1 Centre for Health Informatics, Cumming School of Medicine, University of Calgary, Calgary T2N 4N1, Canada.
2 Provincial Research Data Services, Alberta Health Services, Calgary T2N 4N1, Canada.
3 Concordia Institute for Information Systems Engineering, Concordia University, Montreal H3G 2W1, Canada.
4 Department of Community Health Sciences, Cumming School of Medicine, University of Calgary, Calgary T2N 4N1, Canada.
5 Libin Cardiovascular Institute, University of Calgary, Calgary T2N 4N1, Canada.

Objectives: Adverse event detection from Electronic Medical Records (EMRs) is challenging due to the low incidence of the event, variability in clinical documentation, and the complexity of data formats. Pulmonary embolism as an adverse event (PEAE) is particularly difficult to identify using existing approaches. This study aims to develop and evaluate a Large Language Model (LLM)-based framework for detecting PEAE from unstructured narrative data in EMRs.

Materials and methods: We conducted a chart review of adult patients (aged 18-100) admitted to tertiary-care hospitals in Calgary, Alberta, Canada, between 2017-2022. We developed an LLM-based detection framework consisting of three modules: evidence extraction (implementing both keyword-based and semantic similarity-based filtering methods), discharge information extraction (focusing on six key clinical sections), and PEAE detection. Four open-source LLMs (Llama3, Mistral-7B, Gemma, and Phi-3) were evaluated using positive predictive value, sensitivity, specificity, and F1-score. Model performance for population-level surveillance was assessed at yearly, quarterly, and monthly granularities.

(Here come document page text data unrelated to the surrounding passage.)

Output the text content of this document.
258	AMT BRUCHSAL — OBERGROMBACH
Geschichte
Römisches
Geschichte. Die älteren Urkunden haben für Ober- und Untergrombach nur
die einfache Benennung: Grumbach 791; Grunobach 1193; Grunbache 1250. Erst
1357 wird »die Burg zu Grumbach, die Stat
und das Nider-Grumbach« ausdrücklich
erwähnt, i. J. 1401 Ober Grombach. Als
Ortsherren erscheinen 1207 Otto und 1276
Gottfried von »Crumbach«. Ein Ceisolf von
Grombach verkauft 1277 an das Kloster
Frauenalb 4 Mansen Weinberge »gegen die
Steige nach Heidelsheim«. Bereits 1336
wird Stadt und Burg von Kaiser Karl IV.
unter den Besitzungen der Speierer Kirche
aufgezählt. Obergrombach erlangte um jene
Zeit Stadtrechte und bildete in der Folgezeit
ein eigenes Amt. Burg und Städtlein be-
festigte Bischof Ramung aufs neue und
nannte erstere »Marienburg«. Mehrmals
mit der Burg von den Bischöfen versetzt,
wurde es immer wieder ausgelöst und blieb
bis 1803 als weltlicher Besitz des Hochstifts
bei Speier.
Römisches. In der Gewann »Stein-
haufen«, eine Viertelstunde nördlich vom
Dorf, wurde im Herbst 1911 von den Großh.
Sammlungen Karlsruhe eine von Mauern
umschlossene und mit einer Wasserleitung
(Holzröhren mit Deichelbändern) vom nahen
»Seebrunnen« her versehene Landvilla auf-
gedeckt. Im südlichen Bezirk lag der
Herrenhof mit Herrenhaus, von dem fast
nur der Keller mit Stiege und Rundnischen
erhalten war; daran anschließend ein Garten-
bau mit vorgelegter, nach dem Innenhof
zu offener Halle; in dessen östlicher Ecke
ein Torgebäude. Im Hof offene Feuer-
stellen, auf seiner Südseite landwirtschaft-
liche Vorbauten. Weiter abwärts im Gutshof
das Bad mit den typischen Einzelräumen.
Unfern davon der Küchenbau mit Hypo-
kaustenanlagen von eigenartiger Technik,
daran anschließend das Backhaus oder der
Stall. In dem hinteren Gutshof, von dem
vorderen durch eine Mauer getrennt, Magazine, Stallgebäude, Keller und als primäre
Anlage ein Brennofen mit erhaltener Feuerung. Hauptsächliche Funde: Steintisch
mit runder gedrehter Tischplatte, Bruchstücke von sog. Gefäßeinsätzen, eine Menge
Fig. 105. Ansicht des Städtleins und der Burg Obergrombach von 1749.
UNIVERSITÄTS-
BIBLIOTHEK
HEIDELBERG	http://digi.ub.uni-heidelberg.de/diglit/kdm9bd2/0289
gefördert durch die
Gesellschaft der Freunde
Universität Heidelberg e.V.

Results: The chart review included 10 066 patients, with 40 cases of PEAE identified (0.4% prevalence). All four LLMs demonstrated high sensitivity (87.5-100%) and specificity (94.9-98.9%) across different experimental conditions. Gemma achieved the highest F1-score (28.11%) using keyword-based retrieval with discharge summary inclusion, along with 98.4% specificity, 87.5% sensitivity, and 99.95% negative predictive value. Keyword-based filtering reduced the median chunks per patient from 789 to 310, while semantic filtering further reduced this to 9 chunks. Including discharge summaries improved performance metrics across most models. For population-level surveillance, all models showed strong correlation with actual PEAE trends at yearly granularity (r=0.92-0.99), with Llama3 achieving the highest correlation (0.988).

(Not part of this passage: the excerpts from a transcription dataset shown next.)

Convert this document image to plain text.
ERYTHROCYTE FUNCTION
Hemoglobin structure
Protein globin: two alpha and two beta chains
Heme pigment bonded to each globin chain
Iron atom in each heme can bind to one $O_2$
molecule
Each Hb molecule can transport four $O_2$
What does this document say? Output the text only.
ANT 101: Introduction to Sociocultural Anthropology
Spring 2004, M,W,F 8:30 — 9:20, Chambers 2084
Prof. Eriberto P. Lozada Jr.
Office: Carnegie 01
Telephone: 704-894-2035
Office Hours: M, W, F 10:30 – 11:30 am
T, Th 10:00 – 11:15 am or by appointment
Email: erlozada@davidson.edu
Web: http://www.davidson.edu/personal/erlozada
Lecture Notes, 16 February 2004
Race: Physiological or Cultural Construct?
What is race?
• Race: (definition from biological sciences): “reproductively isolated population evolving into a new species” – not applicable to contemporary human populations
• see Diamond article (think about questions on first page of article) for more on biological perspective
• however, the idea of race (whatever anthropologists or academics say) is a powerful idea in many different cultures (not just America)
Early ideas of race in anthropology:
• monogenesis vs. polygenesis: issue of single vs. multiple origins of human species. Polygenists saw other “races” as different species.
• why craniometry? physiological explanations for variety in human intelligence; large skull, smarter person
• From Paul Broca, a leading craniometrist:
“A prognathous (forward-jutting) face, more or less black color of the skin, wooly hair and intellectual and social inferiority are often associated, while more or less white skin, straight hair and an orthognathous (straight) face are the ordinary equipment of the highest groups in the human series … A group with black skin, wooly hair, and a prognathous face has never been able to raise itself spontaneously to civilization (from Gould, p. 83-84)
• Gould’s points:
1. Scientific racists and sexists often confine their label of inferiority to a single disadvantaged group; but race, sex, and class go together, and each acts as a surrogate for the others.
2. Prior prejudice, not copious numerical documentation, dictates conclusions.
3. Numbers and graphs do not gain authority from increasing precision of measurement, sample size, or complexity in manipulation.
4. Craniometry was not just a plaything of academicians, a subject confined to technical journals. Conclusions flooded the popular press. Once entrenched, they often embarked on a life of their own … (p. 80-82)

Discussion: The results of our method for PEAE detection using EMR notes demonstrate high sensitivity and specificity across all four tested LLMs, indicating strong performance in distinguishing PEAE from non-PEAE cases. However, the low incidence rate of PEAE contributed to a lower PPV. The keyword-based chunking approach consistently outperformed semantic similarity-based methods, achieving higher F1 scores and PPV, underscoring the importance of domain knowledge in text segmentation. Including discharge summaries further enhanced performance metrics. Our population-based analysis revealed better performance for yearly trends compared to monthly granularity, suggesting the framework's utility for long-term surveillance despite dataset imbalance. Error analysis identified contextual misinterpretation, terminology confusion, and preprocessing limitations as key challenges for future improvement.

Conclusions: Our proposed method demonstrates that LLMs can effectively detect PEAE from narrative EMRs with high sensitivity and specificity. While these models serve as effective screening tools to exclude non-PEAE cases, their lower PPV indicates they cannot be relied upon solely for definitive PEAE identification. Further chart review remains necessary for confirmation. Future work should focus on improving contextual understanding, medical terminology interpretation, and exploring advanced prompting techniques to enhance precision in adverse event detection from EMRs.